Avis, along with his Merseyside-based associates Ian Pauline, Phillip Cray, Paul Firth, Darren Hunter and Terri Mellor, avoided trial by pleading guilty to the charges.

Her Honour Judge Manley said the group should expect “substantial custodial sentence”.

Baltais, 40, and Medvestkiy, 43, worked for haulage firms and brought Voroneckis and Kokins, both 29, in to the conspiracy to drive the drugs to the UK from the Belgian city.

On March 4 2016, Belgian police officers, acting on NCA intelligence, watched Avis and Pauline, 50, also from Aigburth, hand Kokins and Voroneckis a wheeled black holdall in a sidestreet in the city.

The officers arrested Kokins and Voroneckis in the back of the white van with the empty black holdall, while Pauline and Avis were held at the scene.

On searching the van the Belgian officers found the drugs, which had a combined potential value to organised crime of £464,000, split into 13 packages under the floor.

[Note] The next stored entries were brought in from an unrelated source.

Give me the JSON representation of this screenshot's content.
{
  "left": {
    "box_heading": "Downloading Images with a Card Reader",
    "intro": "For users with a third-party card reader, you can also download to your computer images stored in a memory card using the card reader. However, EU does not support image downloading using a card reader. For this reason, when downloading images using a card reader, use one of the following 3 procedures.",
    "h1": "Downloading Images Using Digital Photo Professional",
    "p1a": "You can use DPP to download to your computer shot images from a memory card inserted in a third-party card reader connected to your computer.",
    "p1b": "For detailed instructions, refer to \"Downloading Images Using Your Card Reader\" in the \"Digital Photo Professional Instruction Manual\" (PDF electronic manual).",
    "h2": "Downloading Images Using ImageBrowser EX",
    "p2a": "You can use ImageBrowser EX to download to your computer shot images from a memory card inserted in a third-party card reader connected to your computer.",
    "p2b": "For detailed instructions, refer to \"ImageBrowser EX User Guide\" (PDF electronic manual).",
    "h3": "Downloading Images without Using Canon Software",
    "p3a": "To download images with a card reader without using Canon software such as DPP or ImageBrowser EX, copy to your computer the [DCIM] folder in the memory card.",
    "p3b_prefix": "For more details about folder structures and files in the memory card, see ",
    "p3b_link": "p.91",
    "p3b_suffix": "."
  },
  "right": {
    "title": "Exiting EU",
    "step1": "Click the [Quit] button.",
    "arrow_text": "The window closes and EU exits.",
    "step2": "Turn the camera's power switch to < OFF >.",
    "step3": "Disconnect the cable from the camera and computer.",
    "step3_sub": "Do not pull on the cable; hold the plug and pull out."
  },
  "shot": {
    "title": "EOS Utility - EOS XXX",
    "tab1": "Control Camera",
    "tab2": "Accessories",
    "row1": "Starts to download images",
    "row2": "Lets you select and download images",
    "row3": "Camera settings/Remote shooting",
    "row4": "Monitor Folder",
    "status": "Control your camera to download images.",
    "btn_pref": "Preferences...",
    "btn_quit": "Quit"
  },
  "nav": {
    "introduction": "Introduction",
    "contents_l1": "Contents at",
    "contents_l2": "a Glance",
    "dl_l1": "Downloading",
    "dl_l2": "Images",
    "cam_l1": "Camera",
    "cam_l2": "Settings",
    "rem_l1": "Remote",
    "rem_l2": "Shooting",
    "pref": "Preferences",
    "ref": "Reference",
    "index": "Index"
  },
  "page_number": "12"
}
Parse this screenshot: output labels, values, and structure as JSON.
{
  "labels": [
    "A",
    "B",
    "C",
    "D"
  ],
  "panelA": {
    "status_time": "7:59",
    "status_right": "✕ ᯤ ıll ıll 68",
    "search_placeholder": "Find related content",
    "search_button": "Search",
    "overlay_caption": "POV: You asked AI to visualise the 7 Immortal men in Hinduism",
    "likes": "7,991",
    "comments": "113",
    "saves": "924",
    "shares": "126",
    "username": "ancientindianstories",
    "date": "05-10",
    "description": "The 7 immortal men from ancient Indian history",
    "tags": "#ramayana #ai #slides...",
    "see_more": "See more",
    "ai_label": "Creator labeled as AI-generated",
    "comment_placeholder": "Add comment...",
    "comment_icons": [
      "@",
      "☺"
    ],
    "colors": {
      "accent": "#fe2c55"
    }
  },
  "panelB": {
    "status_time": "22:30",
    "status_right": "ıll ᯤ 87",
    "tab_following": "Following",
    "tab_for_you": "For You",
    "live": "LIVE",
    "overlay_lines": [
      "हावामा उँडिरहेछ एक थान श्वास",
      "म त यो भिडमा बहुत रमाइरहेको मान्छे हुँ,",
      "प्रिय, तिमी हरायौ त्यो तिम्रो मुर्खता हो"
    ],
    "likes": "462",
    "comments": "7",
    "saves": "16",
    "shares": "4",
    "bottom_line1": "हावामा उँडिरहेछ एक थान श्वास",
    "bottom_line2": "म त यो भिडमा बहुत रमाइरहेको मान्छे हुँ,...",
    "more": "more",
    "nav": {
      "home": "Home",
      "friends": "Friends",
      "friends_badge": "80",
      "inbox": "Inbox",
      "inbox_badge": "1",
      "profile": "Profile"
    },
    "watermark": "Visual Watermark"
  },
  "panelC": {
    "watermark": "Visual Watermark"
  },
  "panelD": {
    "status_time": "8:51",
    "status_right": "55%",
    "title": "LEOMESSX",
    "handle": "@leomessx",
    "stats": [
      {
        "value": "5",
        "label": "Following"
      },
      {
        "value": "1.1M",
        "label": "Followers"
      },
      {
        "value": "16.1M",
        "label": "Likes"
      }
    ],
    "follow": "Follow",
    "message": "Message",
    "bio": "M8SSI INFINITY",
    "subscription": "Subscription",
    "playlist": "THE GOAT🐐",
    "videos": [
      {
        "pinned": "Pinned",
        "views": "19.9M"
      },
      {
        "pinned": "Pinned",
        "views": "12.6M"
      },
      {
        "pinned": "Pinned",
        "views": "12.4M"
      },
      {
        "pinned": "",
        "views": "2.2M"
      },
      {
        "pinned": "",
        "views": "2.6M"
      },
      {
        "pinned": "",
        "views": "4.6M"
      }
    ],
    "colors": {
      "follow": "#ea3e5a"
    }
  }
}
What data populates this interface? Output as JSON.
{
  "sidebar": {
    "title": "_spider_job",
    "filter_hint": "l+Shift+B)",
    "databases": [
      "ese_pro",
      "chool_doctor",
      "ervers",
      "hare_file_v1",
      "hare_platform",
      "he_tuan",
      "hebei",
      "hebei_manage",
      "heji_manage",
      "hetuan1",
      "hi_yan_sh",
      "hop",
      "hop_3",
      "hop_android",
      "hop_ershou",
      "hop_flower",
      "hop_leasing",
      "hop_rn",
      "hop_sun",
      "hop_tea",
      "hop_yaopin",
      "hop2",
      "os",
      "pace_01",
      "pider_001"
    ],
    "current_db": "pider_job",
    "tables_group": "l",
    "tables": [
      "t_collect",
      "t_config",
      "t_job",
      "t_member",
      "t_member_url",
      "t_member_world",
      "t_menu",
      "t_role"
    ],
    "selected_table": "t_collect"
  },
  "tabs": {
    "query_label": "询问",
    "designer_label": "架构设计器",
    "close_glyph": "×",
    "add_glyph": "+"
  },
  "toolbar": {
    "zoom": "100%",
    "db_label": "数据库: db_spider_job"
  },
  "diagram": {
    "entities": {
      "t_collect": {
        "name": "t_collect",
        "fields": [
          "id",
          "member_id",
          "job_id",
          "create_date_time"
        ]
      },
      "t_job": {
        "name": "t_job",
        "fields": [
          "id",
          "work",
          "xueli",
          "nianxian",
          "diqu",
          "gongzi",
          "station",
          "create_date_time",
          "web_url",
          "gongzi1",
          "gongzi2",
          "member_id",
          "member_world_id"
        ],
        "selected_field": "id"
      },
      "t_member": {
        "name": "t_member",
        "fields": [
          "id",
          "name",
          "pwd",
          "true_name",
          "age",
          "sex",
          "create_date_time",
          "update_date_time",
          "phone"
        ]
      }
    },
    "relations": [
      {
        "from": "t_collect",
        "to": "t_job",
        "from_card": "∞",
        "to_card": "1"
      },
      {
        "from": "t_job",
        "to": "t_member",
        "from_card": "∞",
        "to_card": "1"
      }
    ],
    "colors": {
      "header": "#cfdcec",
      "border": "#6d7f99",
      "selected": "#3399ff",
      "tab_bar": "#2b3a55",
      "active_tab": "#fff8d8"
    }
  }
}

The same day, NCA officers arrested Hunter, 48, Firth, 41, Cray, 53, and Mellor, 48, in the Merseyside area and Medvetskiy and Baltais in the Kent area.

The conspirators were linked by NCA officers who filmed them meeting in parks, cemeteries and petrol stations.

Avis, who was jailed in 1998 after undercover officers taped him organising a drugs plot in a cafe, demanded the group’s meetings took place outdoors.

But texts sent between Medvetskiy, Baltais and Hunter on 3 March last year listed a handover address at which the Belgian police later seized the drugs.

Officers found the same address written on paper in a red Lacoste wallet in Paul Firth’s car, while a notepad seized at Hunter and Mellor’s shared house revealed indents on its cover matching phone numbers for Kokins and Voroneckis.

The address of the handover in Antwerp was also on the pad and was separately found written on a note pad at Firth’s house.

Mellor’s phone contained photographs of the inside of the fridge van and in her and Hunter’s kitchen, officers found 85 sheets of A4 paper which had been impregnated with cocaine together with instructions for its separation from the paper.

In the bedroom were two bags containing a paracetemol and caffeine mix used to adulterate drugs.

Officers also found 223g of cocaine at Cray’s address in Liverpool, with a potential street value of about £10,000.

A provisional sentencing date was set for 26 March.

NCA branch commander David Norris said: “When drugs are sold money flows into the criminal economy and funds other forms of crime. Result like this deprive organised crime of the cash flow it needs to operate.

“And of course these drugs do serious damage to people. Avis and his crew had no regard for the harm that would follow when this cocaine and heroin was sold on to dealers. Their actions were purely for financial gain.

“We’ll continue to work with our law enforcement colleagues in both the UK and the rest of the world to stop smugglers importing illicit cargo to the UK from abroad.”